In fact, he believes this effort to skirt the Fourth Amendment ought to remind Americans of why the amendment exists in the first place.
“When there’s blanket permission, it starts to look like the kind of thing that happened under the reign of King George III (prior to the American Revolution) on both sides of the Atlantic. The government would use what they call general warrants, a warrant basically saying, ‘Go get the bad guys. You can search anything you want,'” Lee explained.
Lee expects a strong bipartisan effort in Congress to push back against the Obama administration. Sen. Ron Wyden, D-Ore., is taking a major role in this effort, as is the top Democrat on the Senate Judiciary Committee, Sen. Patrick Leahy, D-Vt. Even the ACLU is opposed to the rule change.
But the clock is ticking for Lee and his allies.
“The House and Senate must pass resolutions of disapproval prior to Dec. 1 to prevent this from going into effect,” he said. “We’ve got Democrats and Republicans in the Senate and Democrats and Republicans in the House who support that. Now, not every Democrat and not every Republican shares that view, but many of us do. That’s why we’re getting the word out now.”
They must not only get the resolutions passed but also be ready for an Obama veto. Overriding that veto would require two-thirds majorities in both chambers. Lee has not begun any sort of formal head count, calling it “unnecessary” and “counter-productive” when the effort to educate the public is just beginning. He said public pressure on members of Congress could be the difference between winning and losing.
“We need everyone who hears about this proposed rule change to Rule 41 (b)(6)(B) of the Federal Rules of Criminal Procedure to reach out to their senators and their congressmen and tell them how they feel about this,” said Lee.
A more urgent deadline looms on Sept. 30. That’s when the U.S. is scheduled to cede control of the Internet Corporation for Assigned Names and Numbers, or ICANN.
“Normally, as a constitutional conservative, I’d be elated to have the government relinquishing control of something. The only problem here is in this case we’re not relinquishing it to the American people. We’d be relinquishing it, potentially, to despotic governments throughout the world, governments run by people who might have very different ideas about the Internet and censorship,” Lee said.

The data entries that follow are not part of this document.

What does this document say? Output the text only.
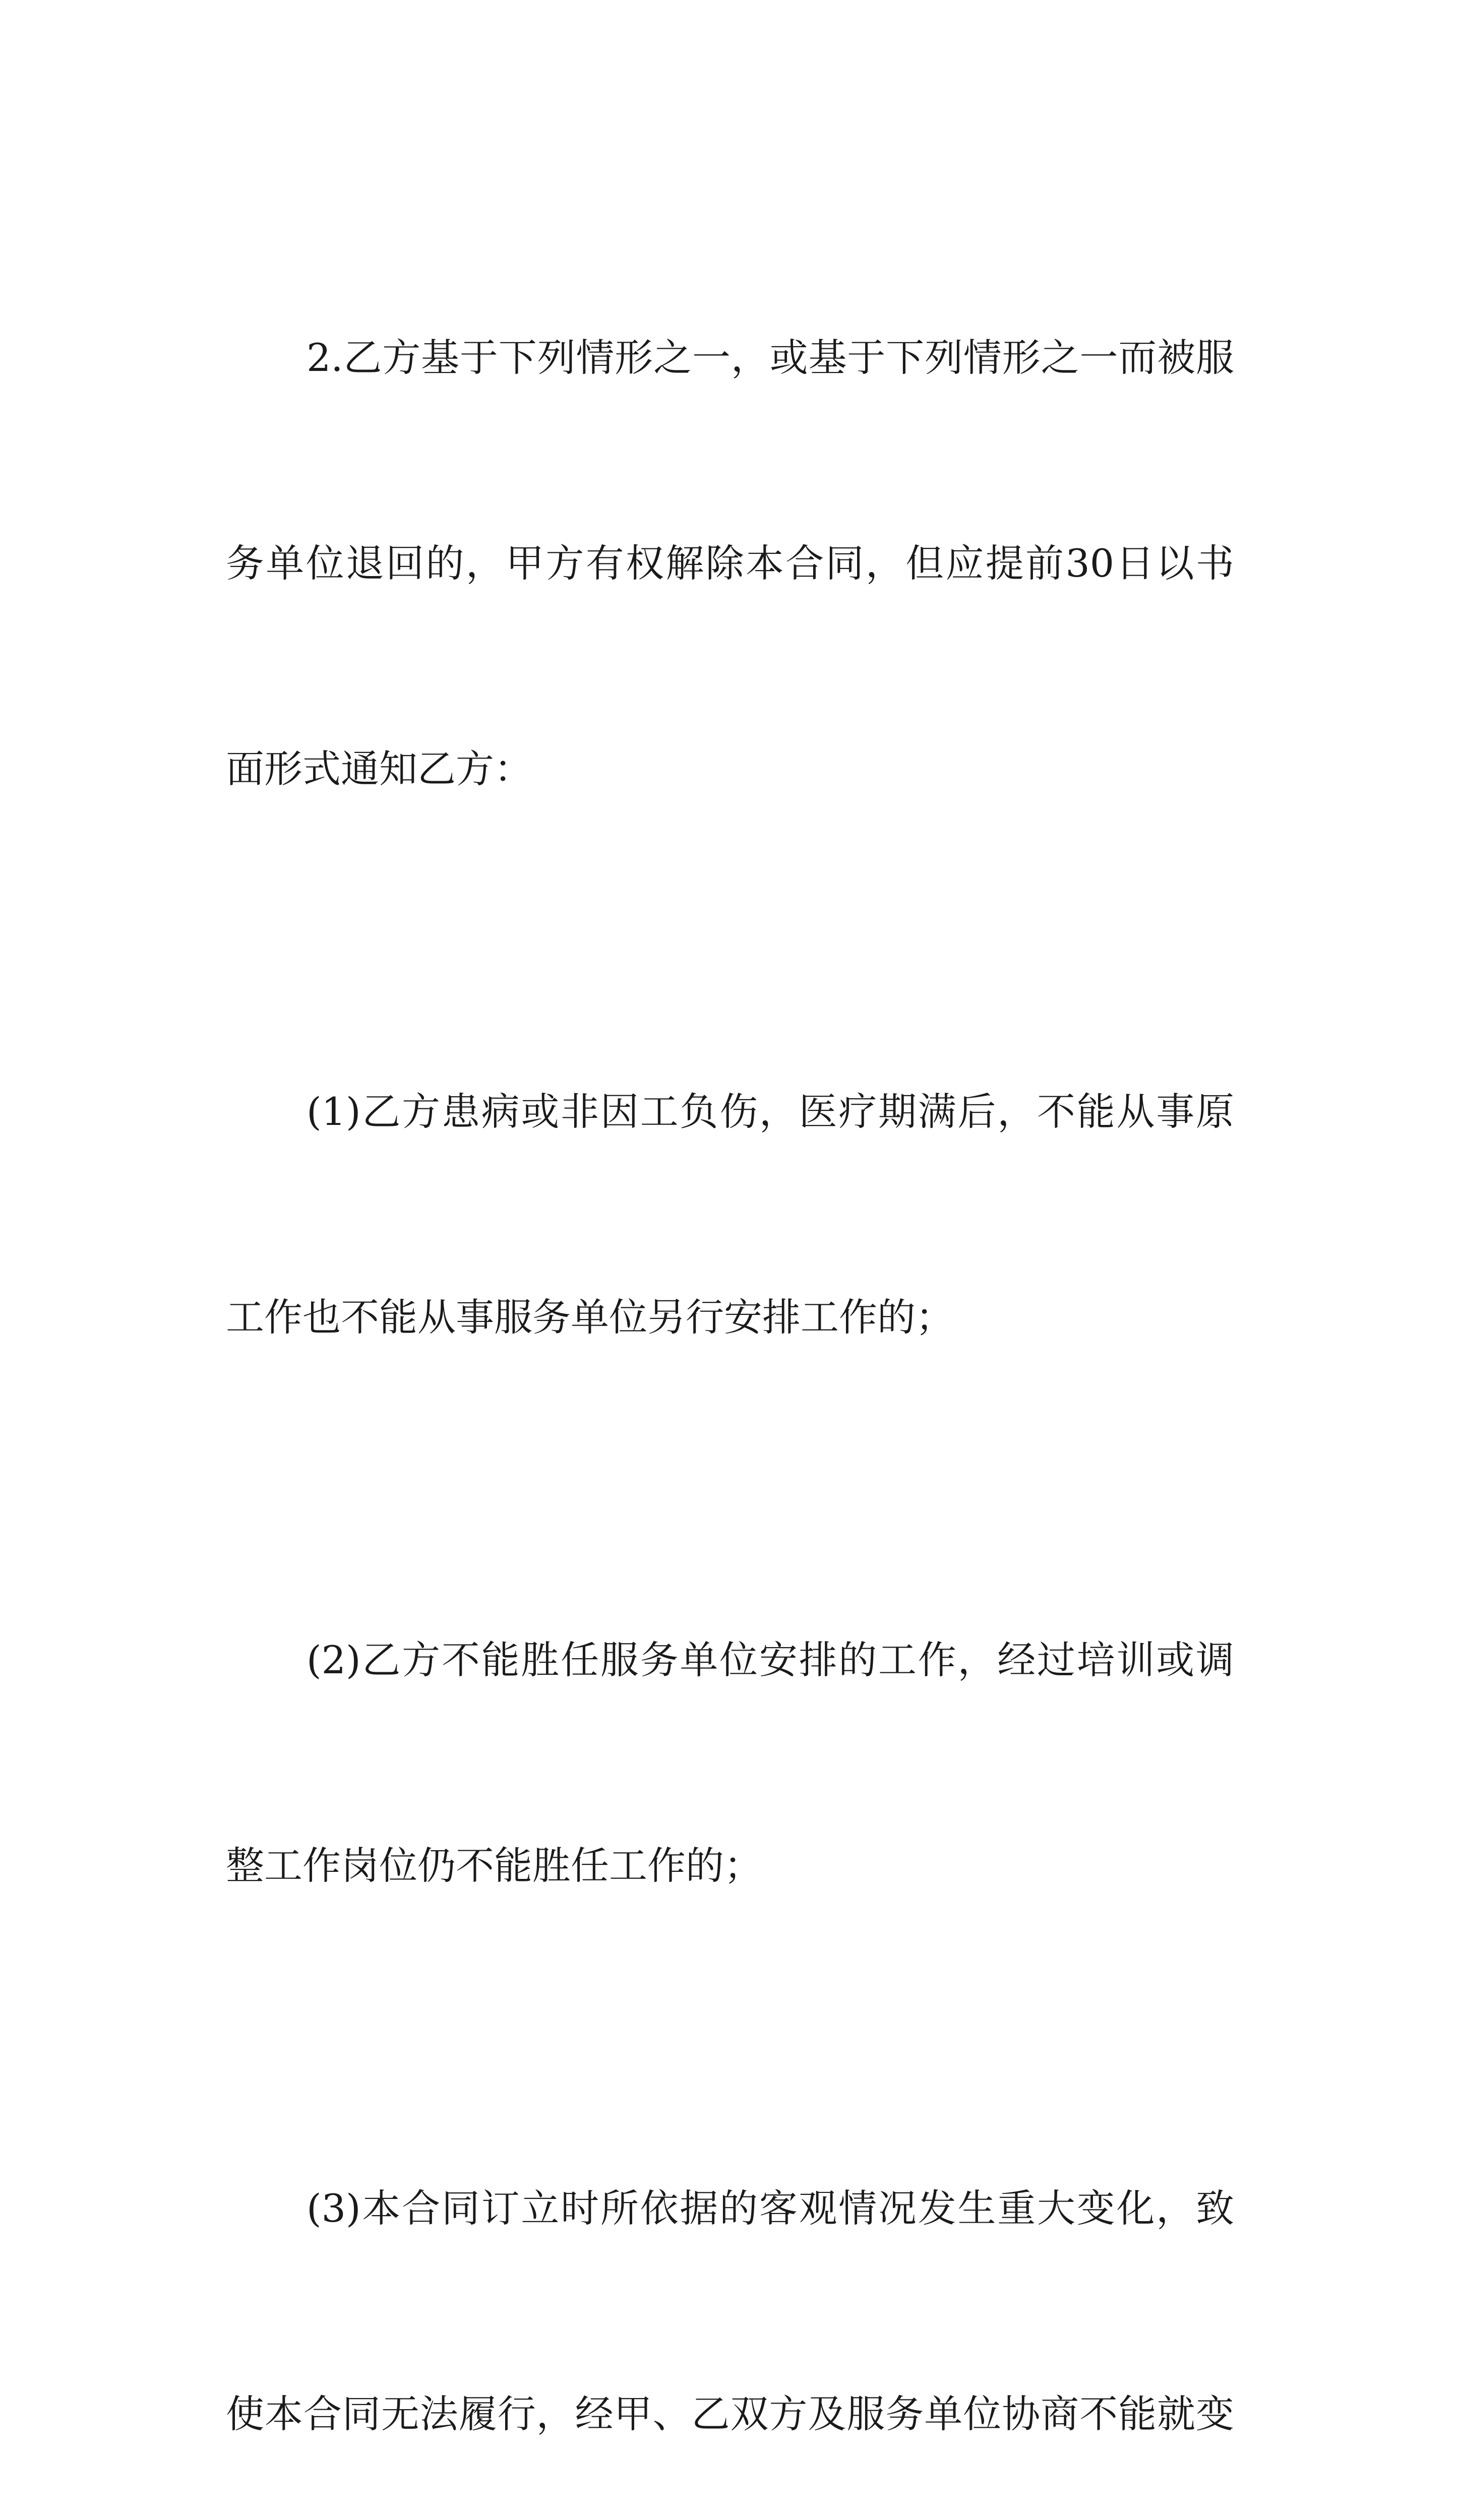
2.乙方基于下列情形之一，或基于下列情形之一而被服

务单位退回的，甲方有权解除本合同，但应提前30日以书

面形式通知乙方：

(1)乙方患病或非因工负伤，医疗期满后，不能从事原

工作也不能从事服务单位另行安排工作的；

(2)乙方不能胜任服务单位安排的工作，经过培训或调

整工作岗位仍不能胜任工作的；

(3)本合同订立时所依据的客观情况发生重大变化，致

使本合同无法履行，经甲、乙双方及服务单位协商不能就变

He said the lack of specifics on what comes next with ICANN is the most unnerving part.
“We need to wait and make sure that ICANN remains under government control until we know who’s going to be running it and how it’s going to be organized, what kinds of things foreign governments would and would not be able to do to censor and impose artificial restrictions on the Internet,” Lee explained.
He says Internet domain control falling into the wrong hands would not only chill the free flow of information but also endanger other key liberties.
“You could also end up seeing a lot of intellectual property rights diminished or even eliminated by the wholesale assignment of a domain name belonging to one person or one company over to another,” Lee said.
With just three days left top fight this issue, Lee and his allies are hoping to jam a provision into must-pass legislation.
“We need something attached to the spending bill that needs to be passed between now and Friday to contain some type of limitation, some type of language limiting the Obama administration’s ability to relinquish control of ICANN,” he said.